Simple solution, you say? Cast on something more inspiring! That would fix the issue, right?
Well here’s the thing. I have actually done a remarkable job (for me, anyway) at keeping my PhD count to a minimum. I was really good at the beginning of my knitting career, I probably went an easy year and a half or two years of no more than one project OTN at a time. My inner quilter has project ADD and I was determined I was NOT going to carry that affliction into my knitting life. The whole reason I transitioned from Quilter to Knitter was my inability to get things done, so I was going to make darn sure I finished what I started with knitting. And I have, almost without exception.
But eventually socks got a little monotonous. I love knitting them still and I ALWAYS have a sock OTN, but I decided I wanted to knit more than just socks. So I started bigger projects. First mittens, then a shawl. A scarf or two and eventually, the mother of all projects, the sweater. Turns out sweaters do not make for good traveling knitting. So the cardinal rule, ONE PhD at a time, was amended. TWO were now allowed. And two was good. One portable sock type project for travels, lunch breaks, that sort of thing, and one larger project for at home knitting. And all was well. I’ve maintained a 2 project system for about a year now and its working really well.
But then the inevitable happened. Two no longer quite satisfied all my knitting itches. Three. Three would be the perfect number of PhDs. Three is solid. There’s a certain symmetry to three, I think. One portable project, one at home project and one mindless/drunk/take a break from thinking knitting kind of project, something that doesn’t have any sort of deadline, no particular finish line other than my own declaring it finished. Yep. This is perfect. I am good with three.

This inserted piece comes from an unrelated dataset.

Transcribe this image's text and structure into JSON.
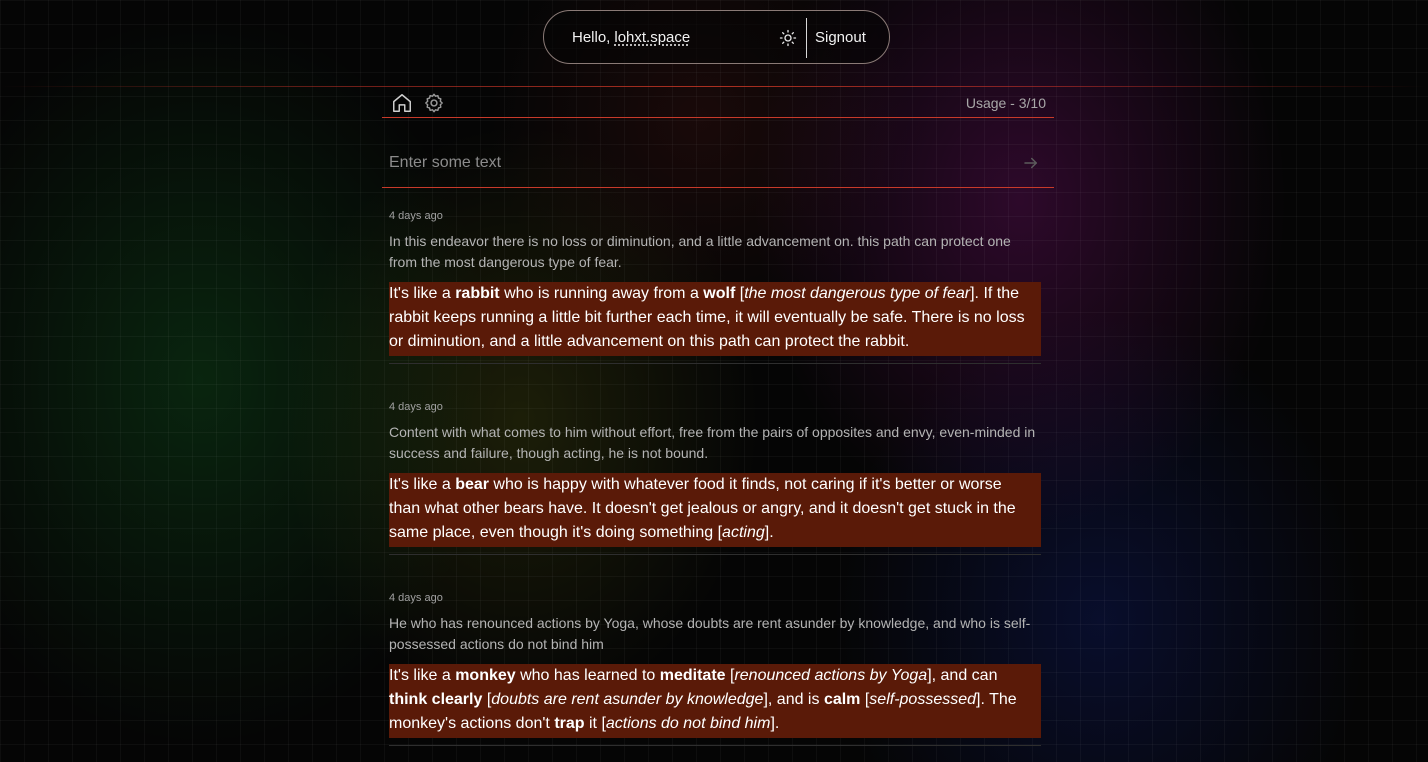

So here I sit. Sock on the go, sweater for home and the Epic Blanket of Insanity to fill in the gaps, the perfect three. Well except for the sweater that I should be knitting but am, for some reason, cramping on. I’m not entirely sure why, either. It’s going relatively well. I’m only a few inches from finishing the body, then just a couple of sleeves to knit. There’s nothing what so ever challenging about the project which is fine by me. But I am having the worst time getting myself to work on it. The list of Giftmas knitting is rattling around in my head, several projects already determined and yarn in hand. I could start those.. But not until the sweater is OTN. There are 3 or 4 other sweaters in my knitting queue ready for knitting anytime, I could start one of those if I could just finish the stupid Lambton sweater (Note, the stupid part is nothing at all to do with the sweater. It really is lovely. Its all on the knitter). Because, you see, Three shall be the number of the counting and the number of the counting shall be three. Four shalt thou not count.

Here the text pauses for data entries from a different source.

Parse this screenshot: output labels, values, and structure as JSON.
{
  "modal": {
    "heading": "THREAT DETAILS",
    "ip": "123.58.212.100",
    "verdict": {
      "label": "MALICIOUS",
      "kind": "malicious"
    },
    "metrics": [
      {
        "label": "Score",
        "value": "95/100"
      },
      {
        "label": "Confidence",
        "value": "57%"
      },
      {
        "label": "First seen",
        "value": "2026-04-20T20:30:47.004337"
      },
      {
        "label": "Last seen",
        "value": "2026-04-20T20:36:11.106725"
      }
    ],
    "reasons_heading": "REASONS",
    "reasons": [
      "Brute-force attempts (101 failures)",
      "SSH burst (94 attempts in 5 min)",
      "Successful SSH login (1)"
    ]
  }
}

So what do I do? How do I uncramp and make myself want to finish my sweater? I’ve tried taking an EBI break. I finished the 6th row and got a start on the 7th over the weekend. I’ve considered finishing my second (sixth) Flutter-By sock at home rather than just during on the go time. I’ve even tried spinning… Nothing’s working. I honestly don’t want to cast on something new, but I don’t want to work on the sweater. This is not good! How do I make it go away? What do you do when your inner knitter gets a cramp?